An alternative, unproven treatment
Over several conversations, and with the help of the nurse, the reason was uncovered. She’d been applying a caustic “pen,” a device she was familiar with in her home country. It had been purchased in the U.S., directly to the wound and it had burned the tissue. What she believed would dry and heal the ulcer had instead deepened and burnt it.
Why she chose the pen
Ms. Doe had lived independently for over 60 years but increasingly felt the world changing around her. Medical devices looked different than they once did. Her glucose monitor display was confusing—even the lancets feel daunting. She was wary of vaccines because she’d heard a story of someone who “died from one,” though the details were uncertain. She depended more and more on her sons and struggled with that shift. The caustic pen was a tool familiar to her from her home country. It offered something the clinic couldn’t immediately provide—familiarity, action, and autonomy.
Beyond “misinformation” and “nonadherence”
As clinicians, we often describe situations like this as misinformation or nonadherence. But that framing is incomplete. The rising use of unproven and potentially dangerous treatments isn’t always a rejection of science. Sometimes it’s a response to the feeling that autonomy is fading—especially if a patient is aging in a system that feels impersonal, navigating unfamiliar technology, and quietly grieving independence.
If we want to help patients to discern what’s safe and what’s dangerous, we must do more than present evidence. We must understand what the alternatives represent—a sense of control, and sometimes familiarity.

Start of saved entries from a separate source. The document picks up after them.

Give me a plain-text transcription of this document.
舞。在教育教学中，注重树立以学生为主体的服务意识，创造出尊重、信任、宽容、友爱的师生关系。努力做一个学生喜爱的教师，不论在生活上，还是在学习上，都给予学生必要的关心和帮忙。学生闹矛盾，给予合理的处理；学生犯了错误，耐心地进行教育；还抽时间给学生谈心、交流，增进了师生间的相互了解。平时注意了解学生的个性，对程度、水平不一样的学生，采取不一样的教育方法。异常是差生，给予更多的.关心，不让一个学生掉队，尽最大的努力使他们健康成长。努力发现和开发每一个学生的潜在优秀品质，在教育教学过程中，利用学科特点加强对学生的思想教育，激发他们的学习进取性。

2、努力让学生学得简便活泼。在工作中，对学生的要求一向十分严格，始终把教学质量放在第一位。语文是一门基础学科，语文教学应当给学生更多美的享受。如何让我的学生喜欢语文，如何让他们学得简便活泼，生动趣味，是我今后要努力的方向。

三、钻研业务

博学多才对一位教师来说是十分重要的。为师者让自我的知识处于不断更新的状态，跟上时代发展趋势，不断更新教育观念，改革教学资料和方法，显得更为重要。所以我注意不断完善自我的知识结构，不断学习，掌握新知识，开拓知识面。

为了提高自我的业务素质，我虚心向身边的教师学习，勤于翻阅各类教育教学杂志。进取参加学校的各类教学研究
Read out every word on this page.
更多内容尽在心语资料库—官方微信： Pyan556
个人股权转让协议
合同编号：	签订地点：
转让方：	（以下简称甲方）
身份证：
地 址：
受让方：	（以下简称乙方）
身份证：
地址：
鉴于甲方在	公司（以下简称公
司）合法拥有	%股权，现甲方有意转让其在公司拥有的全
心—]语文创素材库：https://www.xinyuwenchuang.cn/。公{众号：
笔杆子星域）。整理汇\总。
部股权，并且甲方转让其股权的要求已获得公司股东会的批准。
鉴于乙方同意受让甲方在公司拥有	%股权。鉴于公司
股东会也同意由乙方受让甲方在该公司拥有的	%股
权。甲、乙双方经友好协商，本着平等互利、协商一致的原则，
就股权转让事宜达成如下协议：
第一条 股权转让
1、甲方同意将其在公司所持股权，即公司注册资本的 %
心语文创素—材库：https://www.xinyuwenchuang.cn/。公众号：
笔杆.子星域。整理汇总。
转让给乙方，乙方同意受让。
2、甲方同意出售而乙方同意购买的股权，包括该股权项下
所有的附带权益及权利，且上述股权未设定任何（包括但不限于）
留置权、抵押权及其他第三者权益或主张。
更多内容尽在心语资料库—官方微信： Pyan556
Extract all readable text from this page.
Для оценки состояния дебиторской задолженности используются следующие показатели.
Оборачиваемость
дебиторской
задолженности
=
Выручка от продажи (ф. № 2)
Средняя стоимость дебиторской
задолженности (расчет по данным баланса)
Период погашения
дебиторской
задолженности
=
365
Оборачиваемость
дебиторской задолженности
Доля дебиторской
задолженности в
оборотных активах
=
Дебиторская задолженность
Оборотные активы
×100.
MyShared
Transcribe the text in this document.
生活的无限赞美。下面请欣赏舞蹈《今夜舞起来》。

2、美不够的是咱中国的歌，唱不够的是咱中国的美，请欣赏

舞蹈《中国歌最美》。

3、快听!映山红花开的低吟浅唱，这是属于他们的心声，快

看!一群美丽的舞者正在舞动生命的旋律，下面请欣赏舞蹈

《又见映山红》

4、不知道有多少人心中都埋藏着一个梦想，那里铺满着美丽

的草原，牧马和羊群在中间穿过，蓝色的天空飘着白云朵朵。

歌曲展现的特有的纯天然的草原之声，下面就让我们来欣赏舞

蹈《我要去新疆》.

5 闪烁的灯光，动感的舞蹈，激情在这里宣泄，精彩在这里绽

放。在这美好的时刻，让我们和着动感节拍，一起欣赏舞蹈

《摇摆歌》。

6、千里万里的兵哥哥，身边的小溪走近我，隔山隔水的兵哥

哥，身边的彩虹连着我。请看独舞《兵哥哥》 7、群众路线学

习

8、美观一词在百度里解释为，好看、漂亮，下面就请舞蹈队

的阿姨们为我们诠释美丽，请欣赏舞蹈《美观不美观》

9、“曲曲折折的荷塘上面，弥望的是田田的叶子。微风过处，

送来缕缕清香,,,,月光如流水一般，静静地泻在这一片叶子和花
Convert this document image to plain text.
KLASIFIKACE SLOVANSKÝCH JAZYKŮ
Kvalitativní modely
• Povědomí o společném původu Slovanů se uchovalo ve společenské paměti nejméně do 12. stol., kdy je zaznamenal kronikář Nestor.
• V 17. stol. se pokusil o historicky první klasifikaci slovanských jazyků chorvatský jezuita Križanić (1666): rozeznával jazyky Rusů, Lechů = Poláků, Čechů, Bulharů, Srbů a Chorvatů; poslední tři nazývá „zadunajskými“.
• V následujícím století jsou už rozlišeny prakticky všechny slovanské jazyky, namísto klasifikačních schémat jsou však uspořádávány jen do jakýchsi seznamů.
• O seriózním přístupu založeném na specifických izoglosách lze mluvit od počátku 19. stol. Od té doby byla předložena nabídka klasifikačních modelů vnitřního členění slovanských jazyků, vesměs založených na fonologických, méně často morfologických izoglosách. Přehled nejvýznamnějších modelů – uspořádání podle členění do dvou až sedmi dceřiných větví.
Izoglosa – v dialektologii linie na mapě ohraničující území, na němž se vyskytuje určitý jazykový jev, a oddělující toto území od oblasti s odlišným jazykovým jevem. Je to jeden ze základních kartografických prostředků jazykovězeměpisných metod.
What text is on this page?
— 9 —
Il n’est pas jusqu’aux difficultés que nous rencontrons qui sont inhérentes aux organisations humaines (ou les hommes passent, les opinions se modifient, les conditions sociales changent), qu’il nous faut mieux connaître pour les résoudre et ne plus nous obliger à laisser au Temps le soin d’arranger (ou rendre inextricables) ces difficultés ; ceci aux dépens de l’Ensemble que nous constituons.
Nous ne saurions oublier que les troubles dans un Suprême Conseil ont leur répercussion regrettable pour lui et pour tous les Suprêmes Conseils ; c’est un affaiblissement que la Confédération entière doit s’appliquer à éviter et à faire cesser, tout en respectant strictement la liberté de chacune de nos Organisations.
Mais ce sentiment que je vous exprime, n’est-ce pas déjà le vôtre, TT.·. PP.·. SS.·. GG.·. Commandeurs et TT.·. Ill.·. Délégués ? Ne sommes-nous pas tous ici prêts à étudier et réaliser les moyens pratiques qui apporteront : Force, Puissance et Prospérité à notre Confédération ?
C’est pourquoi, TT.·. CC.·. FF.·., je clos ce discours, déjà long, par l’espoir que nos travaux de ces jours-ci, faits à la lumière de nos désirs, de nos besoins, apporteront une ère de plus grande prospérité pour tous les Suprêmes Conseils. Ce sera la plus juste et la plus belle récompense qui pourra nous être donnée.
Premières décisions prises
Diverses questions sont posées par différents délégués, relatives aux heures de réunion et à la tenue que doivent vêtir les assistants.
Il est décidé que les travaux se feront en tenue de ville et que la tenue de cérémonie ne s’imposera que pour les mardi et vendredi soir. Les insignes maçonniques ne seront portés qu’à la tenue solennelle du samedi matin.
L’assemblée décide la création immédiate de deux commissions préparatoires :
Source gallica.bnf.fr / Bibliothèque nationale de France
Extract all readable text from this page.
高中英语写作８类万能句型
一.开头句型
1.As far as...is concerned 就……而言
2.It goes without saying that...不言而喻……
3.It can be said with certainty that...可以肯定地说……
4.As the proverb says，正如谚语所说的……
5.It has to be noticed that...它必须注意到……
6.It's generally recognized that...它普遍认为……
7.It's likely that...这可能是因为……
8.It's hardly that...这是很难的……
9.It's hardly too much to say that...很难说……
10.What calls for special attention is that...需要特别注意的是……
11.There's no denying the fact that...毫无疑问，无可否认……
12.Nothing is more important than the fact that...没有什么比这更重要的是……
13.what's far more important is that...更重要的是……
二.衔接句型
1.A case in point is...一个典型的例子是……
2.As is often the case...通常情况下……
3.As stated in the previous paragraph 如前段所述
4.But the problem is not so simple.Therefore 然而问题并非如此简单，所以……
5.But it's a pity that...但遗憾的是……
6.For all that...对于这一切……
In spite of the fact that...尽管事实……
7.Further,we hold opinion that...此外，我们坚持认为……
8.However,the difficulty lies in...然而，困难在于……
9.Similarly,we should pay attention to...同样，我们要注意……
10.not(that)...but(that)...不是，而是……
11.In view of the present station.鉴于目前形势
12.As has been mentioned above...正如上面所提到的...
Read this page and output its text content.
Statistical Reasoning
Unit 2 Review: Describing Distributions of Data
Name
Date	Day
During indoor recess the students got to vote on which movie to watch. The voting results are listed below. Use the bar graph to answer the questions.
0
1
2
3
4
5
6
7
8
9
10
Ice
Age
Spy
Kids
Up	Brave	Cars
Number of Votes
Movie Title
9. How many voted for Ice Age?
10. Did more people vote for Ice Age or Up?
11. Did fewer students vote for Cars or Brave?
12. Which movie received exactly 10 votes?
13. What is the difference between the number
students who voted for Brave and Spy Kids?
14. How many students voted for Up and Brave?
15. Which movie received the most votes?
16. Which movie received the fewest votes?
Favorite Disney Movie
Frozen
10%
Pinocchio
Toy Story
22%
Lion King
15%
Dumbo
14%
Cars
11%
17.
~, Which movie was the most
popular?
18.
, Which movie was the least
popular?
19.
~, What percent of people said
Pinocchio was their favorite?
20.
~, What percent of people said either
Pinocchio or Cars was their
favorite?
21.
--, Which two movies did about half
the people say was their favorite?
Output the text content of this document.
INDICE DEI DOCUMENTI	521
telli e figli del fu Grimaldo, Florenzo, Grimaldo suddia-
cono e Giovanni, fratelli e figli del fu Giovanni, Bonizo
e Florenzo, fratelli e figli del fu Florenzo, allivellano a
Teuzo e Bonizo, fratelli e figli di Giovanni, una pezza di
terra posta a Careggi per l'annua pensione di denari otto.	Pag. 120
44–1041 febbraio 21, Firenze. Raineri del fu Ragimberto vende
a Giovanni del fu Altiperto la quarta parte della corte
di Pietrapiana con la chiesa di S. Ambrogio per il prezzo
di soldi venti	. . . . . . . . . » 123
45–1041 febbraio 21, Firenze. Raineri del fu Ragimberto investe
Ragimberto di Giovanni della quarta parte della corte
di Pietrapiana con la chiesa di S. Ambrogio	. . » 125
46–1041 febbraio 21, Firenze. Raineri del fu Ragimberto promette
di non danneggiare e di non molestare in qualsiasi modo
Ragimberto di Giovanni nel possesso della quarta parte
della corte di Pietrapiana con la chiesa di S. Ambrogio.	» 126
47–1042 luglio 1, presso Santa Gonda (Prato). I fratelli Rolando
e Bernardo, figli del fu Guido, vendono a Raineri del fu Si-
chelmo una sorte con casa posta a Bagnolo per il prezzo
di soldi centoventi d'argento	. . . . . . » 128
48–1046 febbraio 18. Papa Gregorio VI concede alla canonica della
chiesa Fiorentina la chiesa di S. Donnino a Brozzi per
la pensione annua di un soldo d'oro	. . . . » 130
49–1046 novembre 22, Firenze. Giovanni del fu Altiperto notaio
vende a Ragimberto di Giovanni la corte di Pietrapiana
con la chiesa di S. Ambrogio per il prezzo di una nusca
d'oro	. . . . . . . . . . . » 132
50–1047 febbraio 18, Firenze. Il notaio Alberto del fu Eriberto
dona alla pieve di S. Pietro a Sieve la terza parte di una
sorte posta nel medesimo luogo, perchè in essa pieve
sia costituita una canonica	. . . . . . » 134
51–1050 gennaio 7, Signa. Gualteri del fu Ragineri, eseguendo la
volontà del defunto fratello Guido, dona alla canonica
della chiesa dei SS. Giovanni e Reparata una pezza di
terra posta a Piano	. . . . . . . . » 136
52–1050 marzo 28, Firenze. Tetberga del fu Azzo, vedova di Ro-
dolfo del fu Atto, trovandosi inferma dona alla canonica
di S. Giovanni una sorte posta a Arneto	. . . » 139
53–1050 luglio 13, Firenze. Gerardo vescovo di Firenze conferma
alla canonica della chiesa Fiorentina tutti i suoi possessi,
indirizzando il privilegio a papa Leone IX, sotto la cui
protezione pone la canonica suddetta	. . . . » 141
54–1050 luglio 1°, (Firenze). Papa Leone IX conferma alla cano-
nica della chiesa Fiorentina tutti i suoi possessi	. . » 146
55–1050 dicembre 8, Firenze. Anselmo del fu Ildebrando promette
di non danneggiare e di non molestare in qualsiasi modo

A practical approach for clinicians
Across specialties, clinicians are encountering versions of Ms. Doe. The task isn’t simply to correct, but to connect: to ask where a treatment came from and what problem it’s solving—emotionally as well as medically—and then determine how to build or restore trust without dismissing their experience. Evidence matters. But relationship is what allows evidence to be heard.
This piece expresses the views solely of the author. It does not necessarily represent the views of any organization, including Johns Hopkins Medicine.